China: Consumers develop taste for organic foods


Dated: 3 April 2007
Reprinted with permission from Organic Monitor

Wang Xinqiu is prepared to pay 10 times more for organic vegetables than for regular produce in Beijing. It buys her peace of mind.

"Organic food seems safer," says the Chinese medicine practitioner, after selecting organic cabbage and ginger at a Carrefour supermarket as her daughter, eight-year-old Maria, tags along. "A big reason I buy organic is I'm concerned that my child could eat something contaminated."

Chinese are developing a taste for organically grown food as pesticides, pollution and fakes— including lard made from sewage and grease—infiltrate the food chain.

More than 60 percent of the country's 562 million city dwellers are willing to pay more for produce certified safe or organic, according to research commissioned by the Ministry of Commerce.

Wal-Mart Stores and Carrefour are among those taking advantage of the trend. Sales of organic vegetables at one Wal-Mart store in Beijing soared 88 percent in the 12 months through November, the company reports.

"Chinese consumers really are serious about safe and organic foods, and they're willing to pay for them," explains Elizabeth Harrington, chief executive officer of E Harrington Global, a Chicago firm that contributed to the Commerce Ministry research.

"Part of it is the negative publicity that has come out in recent years about everything from fake foods to contaminated baby foods to pesticides in apples."

The Health Ministry declared 144 instances of food poisoning involving 4,922 people in October through December, a 42-percent increase in those affected from a year earlier.

In the past three months, state media reported a government crackdown on meat processed from sick or dead animals, a ban on duck eggs found to contain a cancer-causing dye and the arrest of a factory manager for allegedly making lard from sewage and recycled industrial oil.

As wages and food production rise, "the issue has shifted from total supply to the quality of supply," says Huang Jikun, director of the Center for Agricultural Policy at the Chinese Academy of Sciences in Beijing. "People are concerned.
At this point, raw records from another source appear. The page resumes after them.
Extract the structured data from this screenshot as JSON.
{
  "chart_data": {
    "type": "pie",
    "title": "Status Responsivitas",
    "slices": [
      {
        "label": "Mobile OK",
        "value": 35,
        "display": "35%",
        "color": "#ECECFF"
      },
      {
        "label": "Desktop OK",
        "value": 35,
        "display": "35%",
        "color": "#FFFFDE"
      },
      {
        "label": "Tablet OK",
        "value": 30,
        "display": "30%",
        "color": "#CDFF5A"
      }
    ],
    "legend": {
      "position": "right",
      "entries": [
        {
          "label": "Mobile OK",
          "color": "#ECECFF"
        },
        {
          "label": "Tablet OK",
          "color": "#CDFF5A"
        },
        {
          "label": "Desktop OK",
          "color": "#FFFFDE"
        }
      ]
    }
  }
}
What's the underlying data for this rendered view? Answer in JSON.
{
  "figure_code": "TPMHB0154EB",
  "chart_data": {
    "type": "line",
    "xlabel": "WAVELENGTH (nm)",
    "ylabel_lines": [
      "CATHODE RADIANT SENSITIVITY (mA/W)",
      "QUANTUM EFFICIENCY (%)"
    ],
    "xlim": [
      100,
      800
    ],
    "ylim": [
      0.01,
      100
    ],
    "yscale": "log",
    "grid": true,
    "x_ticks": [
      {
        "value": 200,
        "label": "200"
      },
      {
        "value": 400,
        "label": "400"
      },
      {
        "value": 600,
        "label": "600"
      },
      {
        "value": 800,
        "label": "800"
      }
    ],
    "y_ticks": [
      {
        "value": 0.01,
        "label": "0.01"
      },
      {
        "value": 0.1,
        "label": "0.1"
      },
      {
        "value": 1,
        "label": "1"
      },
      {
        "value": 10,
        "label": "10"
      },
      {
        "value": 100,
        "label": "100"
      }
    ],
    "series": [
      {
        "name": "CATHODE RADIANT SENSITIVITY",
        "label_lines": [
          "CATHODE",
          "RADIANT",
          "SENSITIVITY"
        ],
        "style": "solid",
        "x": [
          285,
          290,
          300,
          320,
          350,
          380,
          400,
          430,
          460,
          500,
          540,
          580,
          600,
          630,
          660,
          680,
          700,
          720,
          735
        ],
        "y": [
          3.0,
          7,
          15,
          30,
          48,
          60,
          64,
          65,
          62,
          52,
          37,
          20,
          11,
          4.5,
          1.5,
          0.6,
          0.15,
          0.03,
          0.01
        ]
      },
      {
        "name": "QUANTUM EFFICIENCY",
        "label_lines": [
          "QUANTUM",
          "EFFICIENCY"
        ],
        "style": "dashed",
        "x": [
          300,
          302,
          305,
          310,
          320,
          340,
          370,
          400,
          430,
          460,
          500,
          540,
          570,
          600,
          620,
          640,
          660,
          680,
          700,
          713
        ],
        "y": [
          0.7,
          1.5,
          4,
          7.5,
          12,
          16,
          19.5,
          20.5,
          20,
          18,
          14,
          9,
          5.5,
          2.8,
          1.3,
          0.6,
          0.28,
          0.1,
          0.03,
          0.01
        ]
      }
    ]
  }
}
There's more information available and we know what we are eating."

Food-related diseases cost China, the world's most populous nation, as much as $14 billion a year in medical treatment and lost productivity, the Asian Development Bank estimates.

Pesticide poisoning already affects half a million Chinese a year, causing more than 500 fatalities, according to government research. The World Bank blames air pollution for more than 400,000 premature deaths annually.

Song Guangxiong, a professor at North China Electricity University in Beijing, says he learned about the dangers of pesticides from a friend who runs an organic farm near the city. He now buys only organic vegetables.

"There's going to be a bill for the choices we make," explains Song, 33. "It's pretty expensive, but I think it's worth the money."